Seiring dengan perkembangan lingkungan strategis yang mempengaruhi hubungan antara kebijakan politik keamanan dan kebijakan luar negeri, makin banyak negara yang menganut pandangan bahwa kebijakan politik keamanan merupakan bagian dari kebijakan luar negeri. Pandangan itu lahir antara lain karena dalam hubungan antar bangsa/diplomasi, kini bukan masanya lagi didominasi oleh aktor tunggal yaitu para diplomat Departemen Luar Negeri. Dengan semakin terintegrasinya dunia dalam segala bidang, termasuk bidang pertahanan, peran para aktor diplomasi non Departemen Luar Negeri jauh lebih menonjol dibandingkan dengan aktor dari Departemen Luar Negeri sendiri.
Dengan membandingkan praktek antara kebijakan politik keamanan (termasuk kebijakan pertahanan di dalamnya) dengan kebijakan luar negeri, banyak negara mempunyai kebijakan nasional yang menjadi acuan bagi keduanya. Kebijakan itu secara umum dikenal sebagai kebijakan keamanan nasional, yang menjadi acuan bagi semua instrumen kekuatan nasional untuk berinteraksi dengan pihak asing dalam rangka mengamankan kepentingan nasional.
Kebijakan keamanan nasional, baik secara tertulis maupun dalam prakteknya, mewadahi pentingnya penyelarasan dan sekaligus keterpaduan antara kebijakan pertahanan dan kebijakan luar negeri. Isu krusial dalam penyelarasan itu antara lain menyangkut isu keamanan apa saja yang perlu mendapat perhatian bersama dalam kurun waktu tertentu dan bagaimana pola hubungan antar aktor terkait. Soal hubungan antar aktor penting untuk digarisbawahi, karena terdapat perbedaan karakter antara aktor diplomat Departemen Luar Negeri dengan aktor militer yang melaksanakan diplomasi.
Sehingga terkadang sulit untuk menghindari kesan bahwa kedua kebijakan memiliki karakteristik yang berbeda.
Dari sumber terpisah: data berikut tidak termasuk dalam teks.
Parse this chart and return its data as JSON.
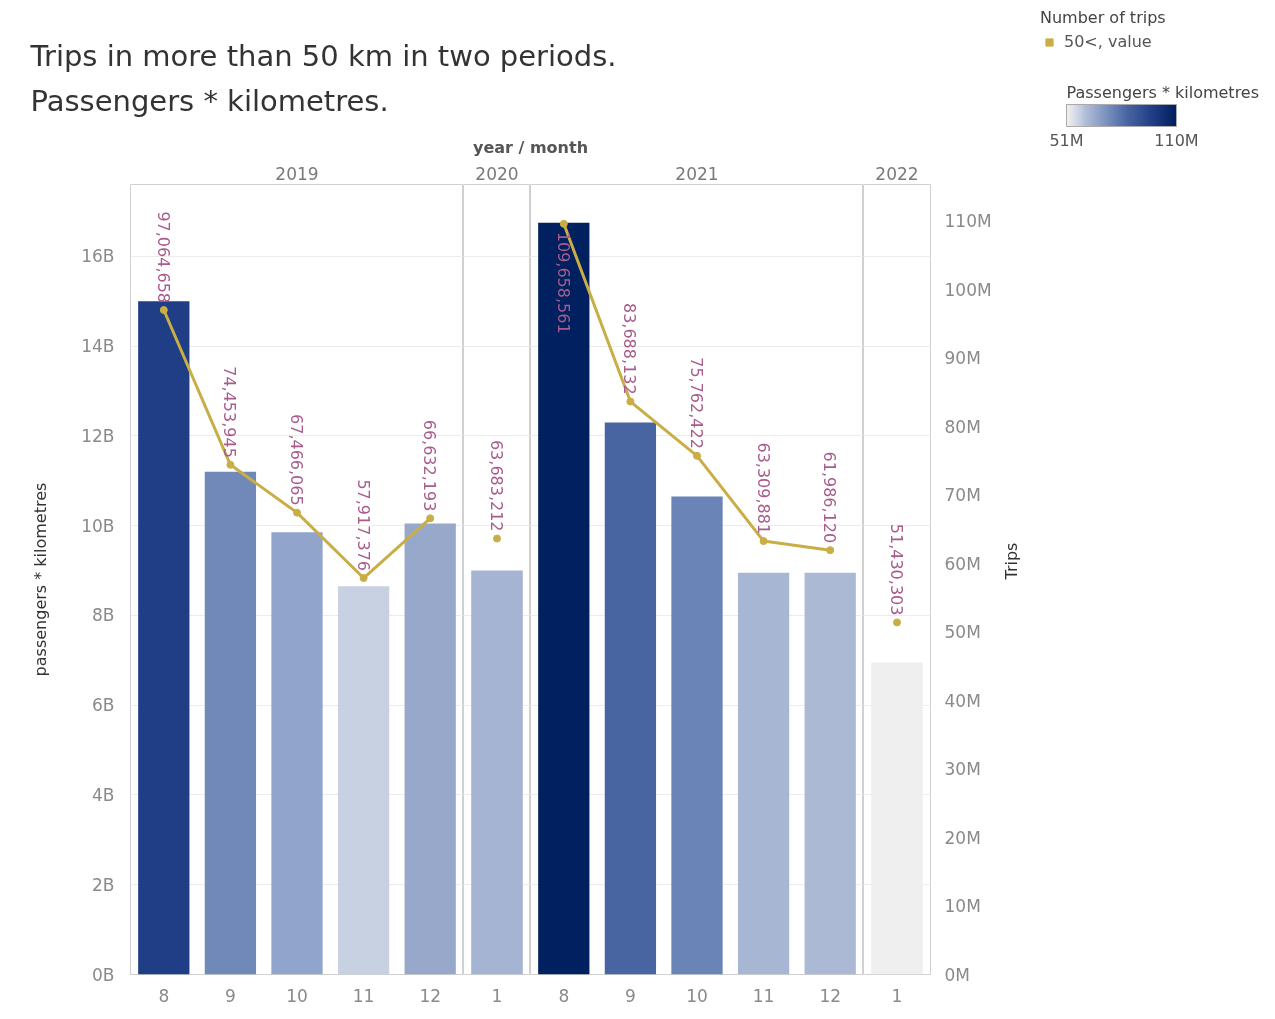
{
  "chart_data": [
    {
      "type": "other",
      "title": "Trips in more than 50 km in two periods.",
      "subtitle": "Passengers * kilometres.",
      "annotations": [
        "year / month"
      ]
    },
    {
      "type": "bar",
      "title": "2019",
      "categories": [
        "8",
        "9",
        "10",
        "11",
        "12"
      ],
      "ylabel": "passengers * kilometres",
      "ylim": [
        0,
        17600000000
      ],
      "yticks": [
        {
          "value": 0,
          "label": "0B"
        },
        {
          "value": 2000000000,
          "label": "2B"
        },
        {
          "value": 4000000000,
          "label": "4B"
        },
        {
          "value": 6000000000,
          "label": "6B"
        },
        {
          "value": 8000000000,
          "label": "8B"
        },
        {
          "value": 10000000000,
          "label": "10B"
        },
        {
          "value": 12000000000,
          "label": "12B"
        },
        {
          "value": 14000000000,
          "label": "14B"
        },
        {
          "value": 16000000000,
          "label": "16B"
        }
      ],
      "y2lim": [
        0,
        115400000
      ],
      "grid": "y",
      "tick_labels": "xy",
      "series": [
        {
          "type": "bar",
          "values": [
            15000000000,
            11200000000,
            9850000000,
            8650000000,
            10050000000
          ],
          "colors": [
            "#1f3e86",
            "#7189b9",
            "#91a5cc",
            "#c8d1e2",
            "#97a8cb"
          ]
        },
        {
          "type": "line",
          "axis": "y2",
          "color": "#c9ae45",
          "marker": "circle",
          "values": [
            97064658,
            74453945,
            67466065,
            57917376,
            66632193
          ],
          "value_labels": [
            "97,064,658",
            "74,453,945",
            "67,466,065",
            "57,917,376",
            "66,632,193"
          ]
        }
      ]
    },
    {
      "type": "bar",
      "title": "2020",
      "categories": [
        "1"
      ],
      "ylim": [
        0,
        17600000000
      ],
      "y2lim": [
        0,
        115400000
      ],
      "grid": "y",
      "tick_labels": "x",
      "series": [
        {
          "type": "bar",
          "values": [
            9000000000
          ],
          "colors": [
            "#a5b4d2"
          ]
        },
        {
          "type": "line",
          "axis": "y2",
          "color": "#c9ae45",
          "marker": "circle",
          "values": [
            63683212
          ],
          "value_labels": [
            "63,683,212"
          ]
        }
      ]
    },
    {
      "type": "bar",
      "title": "2021",
      "categories": [
        "8",
        "9",
        "10",
        "11",
        "12"
      ],
      "ylim": [
        0,
        17600000000
      ],
      "y2lim": [
        0,
        115400000
      ],
      "grid": "y",
      "tick_labels": "x",
      "series": [
        {
          "type": "bar",
          "values": [
            16750000000,
            12300000000,
            10650000000,
            8950000000,
            8950000000
          ],
          "colors": [
            "#00205f",
            "#4865a2",
            "#6a84b7",
            "#a6b6d3",
            "#abb9d4"
          ]
        },
        {
          "type": "line",
          "axis": "y2",
          "color": "#c9ae45",
          "marker": "circle",
          "values": [
            109658561,
            83688132,
            75762422,
            63309881,
            61986120
          ],
          "value_labels": [
            "109,658,561",
            "83,688,132",
            "75,762,422",
            "63,309,881",
            "61,986,120"
          ]
        }
      ]
    },
    {
      "type": "bar",
      "title": "2022",
      "categories": [
        "1"
      ],
      "y2label": "Trips",
      "ylim": [
        0,
        17600000000
      ],
      "y2lim": [
        0,
        115400000
      ],
      "y2ticks": [
        {
          "value": 0,
          "label": "0M"
        },
        {
          "value": 10000000,
          "label": "10M"
        },
        {
          "value": 20000000,
          "label": "20M"
        },
        {
          "value": 30000000,
          "label": "30M"
        },
        {
          "value": 40000000,
          "label": "40M"
        },
        {
          "value": 50000000,
          "label": "50M"
        },
        {
          "value": 60000000,
          "label": "60M"
        },
        {
          "value": 70000000,
          "label": "70M"
        },
        {
          "value": 80000000,
          "label": "80M"
        },
        {
          "value": 90000000,
          "label": "90M"
        },
        {
          "value": 100000000,
          "label": "100M"
        },
        {
          "value": 110000000,
          "label": "110M"
        }
      ],
      "grid": "y",
      "tick_labels": "xy2",
      "legend": "top right",
      "legend_title": "Number of trips",
      "clabel": "Passengers * kilometres",
      "clim": [
        51000000,
        110000000
      ],
      "cticks": [
        {
          "value": 51000000,
          "label": "51M"
        },
        {
          "value": 110000000,
          "label": "110M"
        }
      ],
      "series": [
        {
          "type": "bar",
          "values": [
            6950000000
          ],
          "colors": [
            "#efefef"
          ]
        },
        {
          "type": "line",
          "axis": "y2",
          "name": "50<, value",
          "color": "#c9ae45",
          "marker": "circle",
          "values": [
            51430303
          ],
          "value_labels": [
            "51,430,303"
          ]
        }
      ]
    }
  ]
}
Kebijakan pertahanan identik dengan karakteristik yang senantiasa lekat dengan penggunaan kekuatan militer untuk menyelesaikan masalah, sementara kebijakan luar negeri identik dengan penggunaan cara-cara diplomatik untuk menyelesaikan masalah yang timbul dengan negara-negara lain.
Terkait dengan Angkatan Laut, peran Angkatan Laut dalam diplomasi sesungguhnya bukan hal baru. Memperhatikan sejarah dunia, sejak dahulu Angkatan Laut karena karakteristiknya merupakan aktor diplomasi, yang mana perannya lebih menonjol pada coercive diplomacy.[iii] Dalam perkembangan terkini, diplomasi Angkatan Laut makin meningkat perannya karena kebutuhan akan keamanan bersama pada domain maritim.
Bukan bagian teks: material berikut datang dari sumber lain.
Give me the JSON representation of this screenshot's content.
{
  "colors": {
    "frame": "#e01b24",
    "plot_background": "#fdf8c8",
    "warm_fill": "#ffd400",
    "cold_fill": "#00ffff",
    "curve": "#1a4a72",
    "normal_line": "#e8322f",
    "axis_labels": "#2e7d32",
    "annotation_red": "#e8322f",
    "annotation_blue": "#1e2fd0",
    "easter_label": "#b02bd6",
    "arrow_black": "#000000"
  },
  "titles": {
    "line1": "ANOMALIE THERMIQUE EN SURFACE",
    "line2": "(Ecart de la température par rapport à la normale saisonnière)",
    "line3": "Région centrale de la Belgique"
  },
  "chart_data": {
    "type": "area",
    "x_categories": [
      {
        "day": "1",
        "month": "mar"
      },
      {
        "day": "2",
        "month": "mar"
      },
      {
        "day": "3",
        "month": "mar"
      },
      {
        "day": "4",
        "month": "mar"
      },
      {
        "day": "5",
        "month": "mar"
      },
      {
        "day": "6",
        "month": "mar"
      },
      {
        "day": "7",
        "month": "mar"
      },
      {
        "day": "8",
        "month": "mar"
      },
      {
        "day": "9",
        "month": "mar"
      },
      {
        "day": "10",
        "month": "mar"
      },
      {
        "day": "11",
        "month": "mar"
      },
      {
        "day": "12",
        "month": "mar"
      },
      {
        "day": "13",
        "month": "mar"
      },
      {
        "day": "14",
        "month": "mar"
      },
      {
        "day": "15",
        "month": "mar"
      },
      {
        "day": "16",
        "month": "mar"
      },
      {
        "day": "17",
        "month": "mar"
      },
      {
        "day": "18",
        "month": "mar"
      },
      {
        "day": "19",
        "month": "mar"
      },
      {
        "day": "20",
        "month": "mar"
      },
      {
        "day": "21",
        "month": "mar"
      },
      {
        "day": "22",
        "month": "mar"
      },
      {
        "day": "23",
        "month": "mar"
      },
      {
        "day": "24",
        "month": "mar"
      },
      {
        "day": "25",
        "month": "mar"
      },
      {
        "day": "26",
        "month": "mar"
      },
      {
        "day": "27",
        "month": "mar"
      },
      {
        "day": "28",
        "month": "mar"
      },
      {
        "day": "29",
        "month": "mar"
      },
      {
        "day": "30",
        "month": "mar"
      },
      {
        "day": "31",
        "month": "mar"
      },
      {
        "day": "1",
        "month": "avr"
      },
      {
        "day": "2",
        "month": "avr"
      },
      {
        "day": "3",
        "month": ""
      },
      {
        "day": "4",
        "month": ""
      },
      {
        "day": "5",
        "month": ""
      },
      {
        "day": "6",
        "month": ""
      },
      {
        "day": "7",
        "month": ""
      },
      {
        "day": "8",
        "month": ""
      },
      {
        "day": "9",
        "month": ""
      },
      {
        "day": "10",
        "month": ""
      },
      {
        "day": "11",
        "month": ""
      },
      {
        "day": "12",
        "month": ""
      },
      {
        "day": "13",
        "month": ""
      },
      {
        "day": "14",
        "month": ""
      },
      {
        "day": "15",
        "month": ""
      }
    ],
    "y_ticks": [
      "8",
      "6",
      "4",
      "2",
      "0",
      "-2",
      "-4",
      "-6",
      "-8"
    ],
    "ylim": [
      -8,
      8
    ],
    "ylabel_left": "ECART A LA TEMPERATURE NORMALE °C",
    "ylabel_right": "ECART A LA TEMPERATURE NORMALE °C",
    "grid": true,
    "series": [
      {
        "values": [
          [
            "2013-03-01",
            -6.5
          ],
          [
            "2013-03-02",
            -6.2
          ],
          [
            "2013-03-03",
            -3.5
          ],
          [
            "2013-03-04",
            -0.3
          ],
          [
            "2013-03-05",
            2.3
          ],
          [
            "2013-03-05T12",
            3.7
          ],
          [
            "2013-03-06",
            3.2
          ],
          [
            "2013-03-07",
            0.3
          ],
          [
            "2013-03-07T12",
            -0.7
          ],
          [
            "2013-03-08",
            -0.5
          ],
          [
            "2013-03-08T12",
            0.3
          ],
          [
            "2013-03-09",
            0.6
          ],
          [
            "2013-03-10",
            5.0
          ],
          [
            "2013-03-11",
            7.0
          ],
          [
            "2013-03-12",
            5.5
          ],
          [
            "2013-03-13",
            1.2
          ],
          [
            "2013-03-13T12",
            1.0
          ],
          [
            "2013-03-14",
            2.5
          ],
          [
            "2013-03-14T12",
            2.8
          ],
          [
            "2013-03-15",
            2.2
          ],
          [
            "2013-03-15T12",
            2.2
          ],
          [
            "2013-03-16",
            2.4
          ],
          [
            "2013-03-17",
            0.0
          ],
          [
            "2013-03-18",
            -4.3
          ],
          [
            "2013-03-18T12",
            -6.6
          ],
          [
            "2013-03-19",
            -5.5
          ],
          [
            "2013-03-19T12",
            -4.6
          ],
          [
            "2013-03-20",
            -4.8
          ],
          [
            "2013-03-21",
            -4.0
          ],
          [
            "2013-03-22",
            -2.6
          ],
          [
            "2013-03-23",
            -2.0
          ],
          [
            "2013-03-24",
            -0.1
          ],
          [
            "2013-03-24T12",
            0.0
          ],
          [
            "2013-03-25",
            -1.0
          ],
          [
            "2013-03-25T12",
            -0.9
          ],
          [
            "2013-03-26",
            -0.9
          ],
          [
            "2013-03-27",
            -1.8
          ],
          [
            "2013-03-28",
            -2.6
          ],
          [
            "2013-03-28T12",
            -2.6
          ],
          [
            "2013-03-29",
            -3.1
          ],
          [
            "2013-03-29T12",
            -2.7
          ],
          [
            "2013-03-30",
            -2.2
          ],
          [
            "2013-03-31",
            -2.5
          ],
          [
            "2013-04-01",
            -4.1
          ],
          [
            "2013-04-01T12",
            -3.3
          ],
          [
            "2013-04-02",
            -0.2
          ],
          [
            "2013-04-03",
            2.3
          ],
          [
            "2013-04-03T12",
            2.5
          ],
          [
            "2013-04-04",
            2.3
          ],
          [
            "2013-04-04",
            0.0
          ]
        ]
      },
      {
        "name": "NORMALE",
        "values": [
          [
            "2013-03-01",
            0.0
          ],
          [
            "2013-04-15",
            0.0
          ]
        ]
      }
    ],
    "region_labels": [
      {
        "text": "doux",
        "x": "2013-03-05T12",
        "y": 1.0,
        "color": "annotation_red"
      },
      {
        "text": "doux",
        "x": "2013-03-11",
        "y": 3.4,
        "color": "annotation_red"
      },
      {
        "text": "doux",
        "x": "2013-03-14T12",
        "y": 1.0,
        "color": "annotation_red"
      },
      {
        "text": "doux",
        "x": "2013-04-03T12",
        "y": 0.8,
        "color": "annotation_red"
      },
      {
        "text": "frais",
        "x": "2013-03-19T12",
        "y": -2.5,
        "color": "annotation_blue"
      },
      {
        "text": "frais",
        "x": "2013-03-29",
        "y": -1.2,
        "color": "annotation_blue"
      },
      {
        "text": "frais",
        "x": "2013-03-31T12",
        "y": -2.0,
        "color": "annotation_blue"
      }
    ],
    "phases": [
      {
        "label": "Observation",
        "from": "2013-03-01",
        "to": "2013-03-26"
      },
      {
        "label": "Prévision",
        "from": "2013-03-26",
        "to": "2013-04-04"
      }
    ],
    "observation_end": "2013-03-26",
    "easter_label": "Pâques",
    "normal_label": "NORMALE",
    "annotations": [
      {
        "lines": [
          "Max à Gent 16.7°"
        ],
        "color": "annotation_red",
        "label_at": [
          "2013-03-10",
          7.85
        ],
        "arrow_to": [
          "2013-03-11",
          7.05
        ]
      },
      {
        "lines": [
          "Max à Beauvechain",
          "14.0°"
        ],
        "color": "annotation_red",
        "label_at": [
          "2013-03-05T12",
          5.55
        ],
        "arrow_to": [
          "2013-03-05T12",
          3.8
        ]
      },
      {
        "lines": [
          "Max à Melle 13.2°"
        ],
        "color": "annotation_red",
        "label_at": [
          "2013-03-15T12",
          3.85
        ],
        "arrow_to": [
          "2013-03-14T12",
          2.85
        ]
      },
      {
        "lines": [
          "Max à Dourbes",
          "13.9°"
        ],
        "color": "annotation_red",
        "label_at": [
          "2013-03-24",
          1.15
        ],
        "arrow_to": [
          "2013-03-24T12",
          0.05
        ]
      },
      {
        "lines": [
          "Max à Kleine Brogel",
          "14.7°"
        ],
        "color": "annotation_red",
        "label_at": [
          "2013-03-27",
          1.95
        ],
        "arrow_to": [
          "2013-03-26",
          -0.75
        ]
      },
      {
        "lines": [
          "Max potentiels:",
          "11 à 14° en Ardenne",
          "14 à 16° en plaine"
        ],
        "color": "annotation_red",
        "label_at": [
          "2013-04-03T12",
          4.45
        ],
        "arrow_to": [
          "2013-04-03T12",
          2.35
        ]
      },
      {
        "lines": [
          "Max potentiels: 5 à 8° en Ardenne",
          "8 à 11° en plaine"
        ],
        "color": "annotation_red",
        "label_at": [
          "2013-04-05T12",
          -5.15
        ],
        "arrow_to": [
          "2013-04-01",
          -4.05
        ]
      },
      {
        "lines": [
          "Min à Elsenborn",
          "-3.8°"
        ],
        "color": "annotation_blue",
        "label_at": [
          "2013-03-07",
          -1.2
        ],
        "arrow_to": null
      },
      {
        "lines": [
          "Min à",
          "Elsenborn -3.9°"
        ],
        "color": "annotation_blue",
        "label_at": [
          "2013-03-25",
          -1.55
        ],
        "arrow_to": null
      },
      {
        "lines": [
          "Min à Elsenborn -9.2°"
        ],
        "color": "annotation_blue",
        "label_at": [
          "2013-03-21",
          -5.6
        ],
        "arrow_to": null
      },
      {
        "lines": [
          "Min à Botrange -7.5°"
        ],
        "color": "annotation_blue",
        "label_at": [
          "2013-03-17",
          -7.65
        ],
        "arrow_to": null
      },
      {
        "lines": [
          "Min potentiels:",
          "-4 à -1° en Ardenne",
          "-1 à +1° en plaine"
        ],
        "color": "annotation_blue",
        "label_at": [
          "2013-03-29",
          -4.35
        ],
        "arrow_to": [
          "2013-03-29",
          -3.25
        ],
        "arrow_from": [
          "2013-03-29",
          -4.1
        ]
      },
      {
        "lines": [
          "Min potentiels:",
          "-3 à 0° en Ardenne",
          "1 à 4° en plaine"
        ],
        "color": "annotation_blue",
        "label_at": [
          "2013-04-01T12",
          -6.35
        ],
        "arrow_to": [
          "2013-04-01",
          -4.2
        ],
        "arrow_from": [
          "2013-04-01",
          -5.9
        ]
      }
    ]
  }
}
Seperti diketahui, pasca serangan 11 September 2001, isu keamanan maritim mendapat perhatian besar dari berbagai pihak, baik aktor negara maupun para pengguna laut lainnya. Meningkatnya ancaman terhadap keamanan maritim dipandang dapat mengancam stabilitas perdamaian dan keamanan dunia dan kawasan, sehingga mendorong banyak negara mengambil inisiatif bersama untuk menjamin keamanan maritim. Begitu pula dengan di kawasan Asia Pasifik yang didominasi oleh perairan.
Isu keamanan maritim merupakan satu dari beberapa isu politik keamanan yang mendominasi kawasan dalam dekade terakhir. Isu-isu lainnya di antaranya proliferasi senjata pemusnah massal, terorisme dan trafficking. Untuk menghadapi isu-isu tersebut, banyak negara menjalin kerjasama multilateral pada berbagai bidang. Dalam kerjasama itu, secara garis besar tatarannya terdiri dari dua yaitu tataran politik dan tataran operasional.
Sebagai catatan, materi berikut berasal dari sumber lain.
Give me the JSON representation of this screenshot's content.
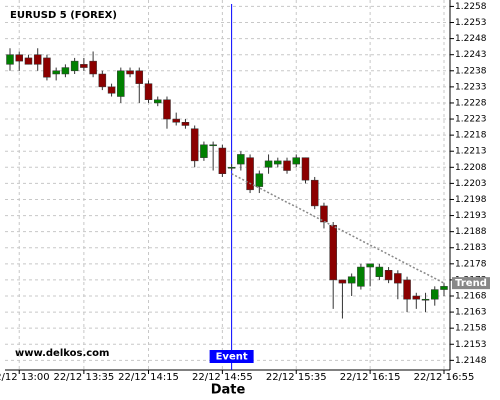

Tataran politik pada umumnya melibatkan Departemen Luar Negeri dan instansi pemerintah yang terkait keamanan nasional, seperti Departemen Pertahanan dan Departemen Perhubungan. Adapun tataran operasionalnya, lebih banyak melibatkan satuan militer dan unsur sipil lainnya yang relevan. Sebagai contoh, untuk isu keamanan maritim pada tingkat operasional selain melibatkan Angkatan Laut, juga melibatkan Coast Guard. Kata kunci dalam mengembangkan kerjasama keamanan adalah adanya panduan dari pemerintah terhadap aktor-aktor yang terlibat, termasuk Angkatan Laut di dalamnya.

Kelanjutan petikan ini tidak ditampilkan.